New research from a team including Carnegie’s Doug Rumble and Liping Qin focuses on one particularly old type of meteorite called diogenites.
These samples were examined using an array of techniques, including precise analysis of certain elements for important clues to some of the Solar System’s earliest chemical processing.
At some point after terrestrial planets or large bodies accreted from surrounding Solar System material, they differentiate into a metallic core, asilicate mantle, and a crust. This involved a great deal of heating. The sources of this heat are the decay of short-lived radioisotopes, the energy conversion that occurs when dense metals are physically separated from lighter silicate, and the impact of large objects.
Studies indicate that the Earth’s and Moon’s mantles may have formed more than 4.4 billion years ago, and Mars’s more than 4.5 billion years ago.
Theoretically, when a planet or large body differentiates enough to form a core, certain elements including osmium, iridium, ruthenium, platinum, palladium, and rhenium—known as highly siderophile elements—are segregated into the core.
But studies show that mantles of the Earth, Moon and Mars contain more of these elements than they should. Scientists have several theories about why this is the case and the research team—which included lead author James Day of Scripps Institution of Oceanography and Richard Walker of the University of Maryland—set out to explore these theories by looking at diogenite meteorites.
The team examined seven diogenites from Antarctica and two that landed in the African desert. They were able to confirm that these samples came from no fewer than two parent bodies and that the crystallization of their minerals occurred about 4.6 billion years ago, only 2 million years after condensation of the oldest solids in the Solar System.

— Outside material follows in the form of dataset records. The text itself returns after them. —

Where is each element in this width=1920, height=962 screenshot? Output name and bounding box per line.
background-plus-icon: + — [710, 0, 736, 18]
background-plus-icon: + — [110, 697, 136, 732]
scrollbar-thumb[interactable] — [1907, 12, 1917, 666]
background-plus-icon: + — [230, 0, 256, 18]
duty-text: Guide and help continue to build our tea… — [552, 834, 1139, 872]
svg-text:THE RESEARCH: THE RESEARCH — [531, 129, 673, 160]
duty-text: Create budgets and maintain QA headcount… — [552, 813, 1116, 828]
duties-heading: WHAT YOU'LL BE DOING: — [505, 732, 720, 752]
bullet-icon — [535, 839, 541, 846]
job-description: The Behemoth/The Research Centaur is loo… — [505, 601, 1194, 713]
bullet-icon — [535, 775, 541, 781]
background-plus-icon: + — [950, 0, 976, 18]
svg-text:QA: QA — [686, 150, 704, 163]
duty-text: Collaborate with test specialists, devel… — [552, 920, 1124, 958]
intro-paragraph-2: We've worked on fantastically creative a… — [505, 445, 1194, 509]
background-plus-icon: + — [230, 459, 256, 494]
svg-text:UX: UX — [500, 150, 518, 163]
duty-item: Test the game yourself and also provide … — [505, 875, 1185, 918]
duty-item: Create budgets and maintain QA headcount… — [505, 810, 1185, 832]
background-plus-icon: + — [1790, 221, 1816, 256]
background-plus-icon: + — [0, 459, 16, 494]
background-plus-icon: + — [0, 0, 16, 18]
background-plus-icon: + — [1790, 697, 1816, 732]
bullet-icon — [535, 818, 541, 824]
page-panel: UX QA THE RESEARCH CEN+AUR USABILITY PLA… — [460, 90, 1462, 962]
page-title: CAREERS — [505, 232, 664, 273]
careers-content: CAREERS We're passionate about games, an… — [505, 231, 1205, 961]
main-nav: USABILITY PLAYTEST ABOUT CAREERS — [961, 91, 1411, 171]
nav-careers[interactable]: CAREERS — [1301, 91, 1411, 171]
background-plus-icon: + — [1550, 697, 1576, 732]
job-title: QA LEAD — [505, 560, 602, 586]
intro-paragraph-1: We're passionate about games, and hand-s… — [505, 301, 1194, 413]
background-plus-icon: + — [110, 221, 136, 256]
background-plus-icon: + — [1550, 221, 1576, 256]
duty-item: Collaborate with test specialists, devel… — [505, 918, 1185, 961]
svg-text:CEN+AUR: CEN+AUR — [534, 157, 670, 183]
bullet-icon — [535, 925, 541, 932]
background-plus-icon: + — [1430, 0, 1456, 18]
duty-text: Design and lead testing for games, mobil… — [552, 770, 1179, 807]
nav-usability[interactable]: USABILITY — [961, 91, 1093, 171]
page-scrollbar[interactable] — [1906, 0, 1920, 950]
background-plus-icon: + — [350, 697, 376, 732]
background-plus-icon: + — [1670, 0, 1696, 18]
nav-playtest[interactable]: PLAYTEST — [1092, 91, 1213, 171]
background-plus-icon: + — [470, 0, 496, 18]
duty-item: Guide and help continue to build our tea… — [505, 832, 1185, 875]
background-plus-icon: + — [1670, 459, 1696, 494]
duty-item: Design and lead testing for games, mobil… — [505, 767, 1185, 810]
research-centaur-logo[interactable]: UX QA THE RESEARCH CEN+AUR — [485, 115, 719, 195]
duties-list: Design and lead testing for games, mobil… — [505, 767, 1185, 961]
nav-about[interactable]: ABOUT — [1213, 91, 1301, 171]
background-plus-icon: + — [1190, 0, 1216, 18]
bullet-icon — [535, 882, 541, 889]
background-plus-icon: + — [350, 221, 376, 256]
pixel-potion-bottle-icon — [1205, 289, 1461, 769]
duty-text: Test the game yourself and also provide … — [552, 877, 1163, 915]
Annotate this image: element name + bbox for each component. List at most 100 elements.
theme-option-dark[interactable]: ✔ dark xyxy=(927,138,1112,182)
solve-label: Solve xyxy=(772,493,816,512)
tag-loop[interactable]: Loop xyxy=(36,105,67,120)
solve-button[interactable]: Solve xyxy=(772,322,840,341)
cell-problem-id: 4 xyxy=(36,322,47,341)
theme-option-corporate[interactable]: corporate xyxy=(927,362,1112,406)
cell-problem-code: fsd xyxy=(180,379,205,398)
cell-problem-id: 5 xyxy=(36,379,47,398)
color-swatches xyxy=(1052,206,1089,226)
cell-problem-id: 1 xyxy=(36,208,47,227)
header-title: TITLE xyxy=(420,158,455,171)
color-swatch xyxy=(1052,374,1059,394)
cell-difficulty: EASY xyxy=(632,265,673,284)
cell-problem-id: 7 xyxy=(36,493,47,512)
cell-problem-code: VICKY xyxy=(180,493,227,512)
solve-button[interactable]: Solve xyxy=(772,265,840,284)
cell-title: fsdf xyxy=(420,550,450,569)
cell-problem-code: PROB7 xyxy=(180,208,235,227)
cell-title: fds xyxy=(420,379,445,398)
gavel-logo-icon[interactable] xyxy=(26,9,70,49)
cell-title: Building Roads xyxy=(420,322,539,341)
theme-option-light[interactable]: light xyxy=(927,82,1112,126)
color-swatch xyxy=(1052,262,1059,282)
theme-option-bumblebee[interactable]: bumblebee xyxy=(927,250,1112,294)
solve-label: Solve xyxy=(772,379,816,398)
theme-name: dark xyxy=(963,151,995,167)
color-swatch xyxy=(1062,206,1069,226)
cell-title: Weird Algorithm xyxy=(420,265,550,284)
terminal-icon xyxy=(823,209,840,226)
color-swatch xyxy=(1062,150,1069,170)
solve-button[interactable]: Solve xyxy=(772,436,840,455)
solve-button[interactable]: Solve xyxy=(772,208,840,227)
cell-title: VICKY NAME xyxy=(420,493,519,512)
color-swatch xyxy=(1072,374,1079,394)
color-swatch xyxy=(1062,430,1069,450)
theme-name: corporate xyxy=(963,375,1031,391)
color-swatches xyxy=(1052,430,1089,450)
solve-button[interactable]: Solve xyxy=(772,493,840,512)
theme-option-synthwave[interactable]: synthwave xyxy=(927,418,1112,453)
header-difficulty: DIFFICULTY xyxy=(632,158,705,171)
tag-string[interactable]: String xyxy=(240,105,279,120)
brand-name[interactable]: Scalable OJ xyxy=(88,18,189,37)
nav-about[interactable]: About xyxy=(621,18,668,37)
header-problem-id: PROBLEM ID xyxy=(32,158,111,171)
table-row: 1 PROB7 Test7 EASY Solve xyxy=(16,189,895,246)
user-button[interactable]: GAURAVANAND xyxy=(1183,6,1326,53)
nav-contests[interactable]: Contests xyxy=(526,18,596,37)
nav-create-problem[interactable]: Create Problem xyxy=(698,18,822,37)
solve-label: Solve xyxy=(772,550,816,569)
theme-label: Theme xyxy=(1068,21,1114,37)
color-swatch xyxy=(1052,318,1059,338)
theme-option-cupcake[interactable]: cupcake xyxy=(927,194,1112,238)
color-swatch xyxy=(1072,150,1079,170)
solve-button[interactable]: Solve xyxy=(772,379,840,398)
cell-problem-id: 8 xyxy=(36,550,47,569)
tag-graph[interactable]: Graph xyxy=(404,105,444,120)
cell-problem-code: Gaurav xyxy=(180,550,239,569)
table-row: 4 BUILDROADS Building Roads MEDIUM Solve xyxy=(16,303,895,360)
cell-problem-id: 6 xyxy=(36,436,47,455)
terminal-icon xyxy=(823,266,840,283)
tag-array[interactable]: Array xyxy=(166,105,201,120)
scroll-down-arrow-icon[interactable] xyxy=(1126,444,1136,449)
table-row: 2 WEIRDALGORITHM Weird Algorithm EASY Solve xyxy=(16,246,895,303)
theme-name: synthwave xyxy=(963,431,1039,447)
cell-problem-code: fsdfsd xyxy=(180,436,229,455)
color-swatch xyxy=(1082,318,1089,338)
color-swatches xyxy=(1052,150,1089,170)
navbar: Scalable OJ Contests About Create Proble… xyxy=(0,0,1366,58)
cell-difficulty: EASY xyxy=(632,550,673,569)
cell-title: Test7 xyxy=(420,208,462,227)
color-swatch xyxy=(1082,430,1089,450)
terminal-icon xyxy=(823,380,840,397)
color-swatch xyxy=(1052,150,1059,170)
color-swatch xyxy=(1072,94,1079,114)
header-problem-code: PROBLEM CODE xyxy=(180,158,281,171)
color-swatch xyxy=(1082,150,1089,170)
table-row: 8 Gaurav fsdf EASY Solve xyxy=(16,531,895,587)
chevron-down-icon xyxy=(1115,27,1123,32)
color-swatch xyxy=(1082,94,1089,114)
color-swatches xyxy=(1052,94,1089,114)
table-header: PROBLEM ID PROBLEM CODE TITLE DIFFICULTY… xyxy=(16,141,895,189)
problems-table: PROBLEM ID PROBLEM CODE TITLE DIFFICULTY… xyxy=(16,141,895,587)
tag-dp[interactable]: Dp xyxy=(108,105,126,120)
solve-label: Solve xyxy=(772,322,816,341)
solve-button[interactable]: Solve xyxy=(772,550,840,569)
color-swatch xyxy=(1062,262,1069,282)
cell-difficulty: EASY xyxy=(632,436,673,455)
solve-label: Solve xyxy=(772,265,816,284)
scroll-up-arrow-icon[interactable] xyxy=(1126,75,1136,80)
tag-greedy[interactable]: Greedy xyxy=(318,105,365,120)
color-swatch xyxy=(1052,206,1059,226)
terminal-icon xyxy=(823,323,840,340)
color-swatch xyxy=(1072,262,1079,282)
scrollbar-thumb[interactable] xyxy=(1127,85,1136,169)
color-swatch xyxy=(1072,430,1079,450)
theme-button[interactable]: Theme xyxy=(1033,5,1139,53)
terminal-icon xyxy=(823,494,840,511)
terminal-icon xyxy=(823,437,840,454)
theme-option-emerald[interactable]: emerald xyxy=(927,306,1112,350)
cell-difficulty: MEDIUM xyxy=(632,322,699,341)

Examination of the samples determined that the highly siderophile elements present in the diogenite meteorites were present during formation of the rocks, which could only occur if late addition or ‘accretion’ of these elements after core formation had taken place. This timing of late accretion is earlier than previously thought, and much earlier than similar processes are thought to have occurred on Earth, Mars, or the Moon.
Remarkably, these results demonstrate that accretion, core formation, primary differentiation, and late accretion were all accomplished in just over 2 to 3 million years on some parent bodies. In the case of Earth, there followed crust formation, the development of an atmosphere, and plate tectonics, among other geologic processes, so the evidence for this early period is no longer preserved.
“This new understanding of diogenites gives us a better picture of the earliest days of our Solar System and will help us understand the Earth’s birth and infancy,” Rumble said.
“Clearly we can now see that early events in planetary formation set the stage very quickly for protracted subsequent histories,” he added.
Their work has been just published online by Nature Geoscience.